Livre X - Lettres 69 et 70


PLINE A L'EMPEREUR TRAJAN

C'est avec beaucoup de prudence, seigneur, que vous avez appréhendé que le lac, une fois entré dans le fleuve, et par une suite nécessaire dans la mer, ne s'écoulât tout entier. Mais moi qui suis sur le lieu, je crois avoir trouvé un remède à ce mal. On peut conduire, par un canal, le lac jusqu'au fleuve, mais sans l'y faire entrer. Au contraire, on l'en séparera par une rive qui en même temps en contiendra tes eaux.

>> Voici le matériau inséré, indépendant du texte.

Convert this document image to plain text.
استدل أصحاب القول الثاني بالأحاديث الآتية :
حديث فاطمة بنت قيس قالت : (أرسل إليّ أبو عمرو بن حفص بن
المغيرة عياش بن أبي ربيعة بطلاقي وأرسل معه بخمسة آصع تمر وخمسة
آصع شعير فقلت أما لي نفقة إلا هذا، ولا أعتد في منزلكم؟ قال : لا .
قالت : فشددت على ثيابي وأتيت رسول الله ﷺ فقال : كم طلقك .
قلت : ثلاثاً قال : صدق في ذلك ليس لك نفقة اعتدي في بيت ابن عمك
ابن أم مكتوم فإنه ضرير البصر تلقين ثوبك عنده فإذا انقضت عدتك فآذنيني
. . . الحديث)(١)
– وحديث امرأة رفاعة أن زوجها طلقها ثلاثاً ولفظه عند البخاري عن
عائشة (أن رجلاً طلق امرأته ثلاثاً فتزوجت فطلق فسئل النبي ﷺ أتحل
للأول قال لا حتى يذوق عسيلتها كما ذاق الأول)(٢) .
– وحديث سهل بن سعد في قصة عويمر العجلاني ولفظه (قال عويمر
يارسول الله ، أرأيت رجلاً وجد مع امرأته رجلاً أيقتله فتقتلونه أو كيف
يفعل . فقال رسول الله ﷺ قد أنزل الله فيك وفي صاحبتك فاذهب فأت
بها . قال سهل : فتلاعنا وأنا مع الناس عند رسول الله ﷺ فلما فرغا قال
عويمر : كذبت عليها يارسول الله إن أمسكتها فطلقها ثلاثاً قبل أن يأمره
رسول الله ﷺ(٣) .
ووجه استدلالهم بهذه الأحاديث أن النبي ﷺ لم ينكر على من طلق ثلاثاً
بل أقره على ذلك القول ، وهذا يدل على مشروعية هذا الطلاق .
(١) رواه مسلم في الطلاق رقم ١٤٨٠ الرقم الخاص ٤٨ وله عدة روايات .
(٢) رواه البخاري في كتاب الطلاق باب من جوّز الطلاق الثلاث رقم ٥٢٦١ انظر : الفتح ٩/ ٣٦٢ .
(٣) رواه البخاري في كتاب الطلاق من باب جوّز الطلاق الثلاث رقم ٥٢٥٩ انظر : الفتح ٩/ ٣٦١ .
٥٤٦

Par là, sans le mêler au fleuve, nous jouirons du même avantage que s'il y était mêlé ; car il sera très aisé de transporter dans le fleuve, par cette petite langue de terre, tout ce qui aura été chargé sur le canal. C'est à quoi il s'en faudra tenir si la nécessité nous y contraint ; mais je ne crois pas qu'elle le fasse. Le lac de lui-même est assez profond, et, de l'extrémité opposée à celle dont nous voulons nous servir, sort un fleuve. Si l'on en arrête le cours de ce côté-là, pour le détourner où nous avons besoin, le lac nous fournira toute l'eau qui nous est nécessaire, sans rien perdre de celle qu'il renferme aujourd'hui. D'ailleurs, dans les endroits par où il faut faire passer le canal, tombent beaucoup de petits ruisseaux, qui, ramassés avec soin, augmenteront encore ce que l'on tirera du lac. Que si vous aimez mieux faire le canal plus long et plus étroit, et le mettre au niveau de la mer, dans laquelle il se viendra rendre directement, sans passer par le fleuve, le reflux de la mer fera rebrousser les eaux du lac, et les lui conservera. Mais si la situation du lieu ne nous permettait pas d'user d'aucun de tous ces expédients, il nous en resterait un dernier infaillible : ce serait de nous rendre maître du cours des eaux par des écluses. Toutes ces choses seront infiniment mieux entendues et digérées par le niveleur que vous me devez envoyer, seigneur, comme vous me l'avez promis ; car c'est une entreprise digne de votre magnificence et de votre application. J'ai cependant écrit, suivant votre ordre, à l'illustre Calpurnius Mater de m'envoyer un niveleur le plus tôt qu'il le pourrait trouver.

TRAJAN A PLINE.

Il paraît bien, mon cher Pline, que vous n'avez manqué ni de prudence ni d'application pour le succès de l'entreprise du lac, puisque vous avez tant rassemblé d'expédients pour éviter qu'il ne s'épuise, et pour nous le rendre d'un usage plus commode. Choisissez donc ce qu'à l'inspection de la chose vous jugerez le plus convenable. Je compte que Calpurnius Mater vous fournira un niveleur ; car ces provinces ne manquent pas de ces sortes d'ouvriers.